Wandering through a literary labyrinth of culture and code

I have an annoying habit that irritates my family. When we are on a relaxing beach holiday I like to read books that are dense, intellectually challenging works on esoteric topics. (Yes, I am a nerd.) I have fond memories of being scolded for constantly bringing up ideas from Douglas Hofstadter’s Gödel, Escher, Bach one summer. This Christmas, I’ve done it again – with a book that is so thought-provoking and intriguing that it is a real delight to read.

The book is a collaborative effort, with 10 authors, but it is a coherent piece. Each section looks at the topic from a slightly different angle, but together they form a book that has structure and focus. It’s a literary and cultural analysis work, analyzing a piece of writing through various lenses, including culture and history. This results in a far more detailed understanding and appreciation of the original work, as well as greater reflection on various aspects of education, commerce, and more.

The book has the unusual title of 10 PRINT CHR$(205.5+RND(1)); : GOTO 10 because it is about the one-line BASIC program that is contained in the title. The program, referred to as 10 PRINT, was written for the Commodore 64 computer in the 1980’s and 90’s and generated a maze-like image on the screen using two characters from the C64’s extended character set.

I won’t attempt a full review of the book here. If you want a good review of it, do read Geeta Dayal’s piece in Slate, which led me to the book. It’s a great review and gives you a good picture of what the book is all about and what it’s like. (I’ll just say that it is a fascinating, eminently readable, and enjoyable book. Go buy and read it. There’s a CC-licensed PDF version available for free download.) For me, I appreciated the book in several different ways.

Firstly, as intellectual stimulation it was terrific. There was so much to learn. From its discussion of mazes in history and culture, I learned what the difference is between a labyrinth and a maze. An aside about screensavers and the famous Flying Toasters led me to learn about the Maillard process. The analysis of regularity and randomness in art not only got me thinking about the interplay between those two factors in effective art and design, but also got me rethinking the value of modern geometric super-abstract art. (I can’t say that I like it any more, but my knee-jerk antipathy has certainly eased.) The section about the origins of BASIC and various early versions discussed the differences between free and proprietary software and the cultures of Microsoft and various computer user/programmer groups – and the fact that there was no hero and villain in these two groups, but that both made valuable contributions. The book definitely got me thinking about a lot, and that spilled over into rumination on other subjects. (My family, relaxing by the pool, were not amused.)

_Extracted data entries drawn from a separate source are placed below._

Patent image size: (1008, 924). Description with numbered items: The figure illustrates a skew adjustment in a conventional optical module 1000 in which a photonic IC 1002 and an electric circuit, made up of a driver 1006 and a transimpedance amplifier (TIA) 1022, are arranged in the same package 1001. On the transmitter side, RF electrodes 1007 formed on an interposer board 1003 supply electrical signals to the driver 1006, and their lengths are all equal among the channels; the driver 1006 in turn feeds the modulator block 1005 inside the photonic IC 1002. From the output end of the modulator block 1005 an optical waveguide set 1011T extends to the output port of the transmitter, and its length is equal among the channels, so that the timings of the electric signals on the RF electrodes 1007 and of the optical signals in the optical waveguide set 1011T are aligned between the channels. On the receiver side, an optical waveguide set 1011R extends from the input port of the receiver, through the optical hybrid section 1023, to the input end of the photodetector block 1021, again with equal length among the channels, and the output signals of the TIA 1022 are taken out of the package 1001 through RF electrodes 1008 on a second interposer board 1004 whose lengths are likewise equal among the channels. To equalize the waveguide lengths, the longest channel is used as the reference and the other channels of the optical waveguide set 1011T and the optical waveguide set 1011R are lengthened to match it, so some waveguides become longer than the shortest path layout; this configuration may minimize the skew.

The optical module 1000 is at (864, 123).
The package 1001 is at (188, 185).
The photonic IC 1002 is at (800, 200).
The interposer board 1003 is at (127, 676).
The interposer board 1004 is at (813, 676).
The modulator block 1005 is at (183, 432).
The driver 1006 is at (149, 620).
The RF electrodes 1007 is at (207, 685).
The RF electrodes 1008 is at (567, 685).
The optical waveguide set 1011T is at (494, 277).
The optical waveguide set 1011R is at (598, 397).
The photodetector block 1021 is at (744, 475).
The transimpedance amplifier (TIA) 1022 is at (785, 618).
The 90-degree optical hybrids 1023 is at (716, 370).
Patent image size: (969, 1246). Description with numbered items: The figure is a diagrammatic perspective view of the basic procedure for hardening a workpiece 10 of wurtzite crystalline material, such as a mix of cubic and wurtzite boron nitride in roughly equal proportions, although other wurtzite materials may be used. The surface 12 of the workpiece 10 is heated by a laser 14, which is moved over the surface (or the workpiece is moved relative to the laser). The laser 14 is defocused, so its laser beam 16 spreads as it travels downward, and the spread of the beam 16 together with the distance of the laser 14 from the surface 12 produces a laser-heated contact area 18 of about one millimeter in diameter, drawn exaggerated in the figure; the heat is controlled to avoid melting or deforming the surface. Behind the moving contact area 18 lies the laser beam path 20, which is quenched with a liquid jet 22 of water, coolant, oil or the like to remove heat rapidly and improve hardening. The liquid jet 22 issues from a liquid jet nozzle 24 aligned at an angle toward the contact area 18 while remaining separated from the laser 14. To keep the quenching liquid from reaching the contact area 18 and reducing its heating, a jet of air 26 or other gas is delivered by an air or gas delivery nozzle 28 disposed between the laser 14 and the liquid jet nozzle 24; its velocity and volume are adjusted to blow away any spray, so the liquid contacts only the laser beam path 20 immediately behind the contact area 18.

It was also fascinating to read a book which looked at a computer program as a work of writing – could I say literature? Taking this code as the product of human creativity, with historical and cultural contexts, was a fascinating way to think about software. Most non-programmers view computer programming as a utilitarian, almost mechanical process. In reality, however, any good programming is the result of an individual’s creative response to a problem. The process of coding involves problem-solving and creative thinking. The resulting code is unique to the individual(s) who produced it: given the same problem, another programmer would come up with a different code. Analyzing the text of a program, therefore, focuses on the individuals who work to create programs and casts the art of coding in a completely different – and respectful – light.

But what got me really going was the book’s relevance to technology education and computer science, two subjects near and dear to my heart and work. 10 PRINT describes a time when computers were first sold for home use, and back then they were tools for building and creating. BASIC was built in to home computers’ ROM so that as soon as the computer was turned on it was ready to be programmed. Sure, there were programs for sale or share, but one of the first things that any new computer owner & user did was to learn to program. In that way, the user/programmer became more knowledgeable about how the machine worked, and also gained a sense of mastery and dominance over the tool. I remember my own first personal computer – an Apple IIe – and programming in BASIC. That experience gave me control over the computer. If I didn’t have a program to do something I wanted, I built my own. If a program stopped working, I hacked the code to see what was going on and tried to figure it out. Modern systems have easier but much more opaque interfaces, so that the level of control is much harder to achieve.

This causes a strange dichotomy in modern computer use. It is so much easier to use a computer that such use has become completely ubiquitous. (In my family on holiday, everyone from my 7 year old nephew to his 73 year old grandfather are using computers, iPod touches, etc.) However, modern computer users are just that: users. People don’t have mastery of the machine. If there’s no “app for that,” then it doesn’t get done. If the computer doesn’t do what the user wants, or doesn’t work the way the way they want, the user just accepts it. There’s no sense of control, no sense of mastery.

In its conclusion, 10 PRINT states that programming is “a process that can lead to a better understanding of and realationship with computation, in addition to leading to other aestheticallyinteresting and differently functioning programs.”

10 PRINT got me thinking about a lot of things during this holiday. Most important for me was how it brought fresh evidence – from a 30 year old computer program – of the value of teaching computer users how to read, analyze, write and value code.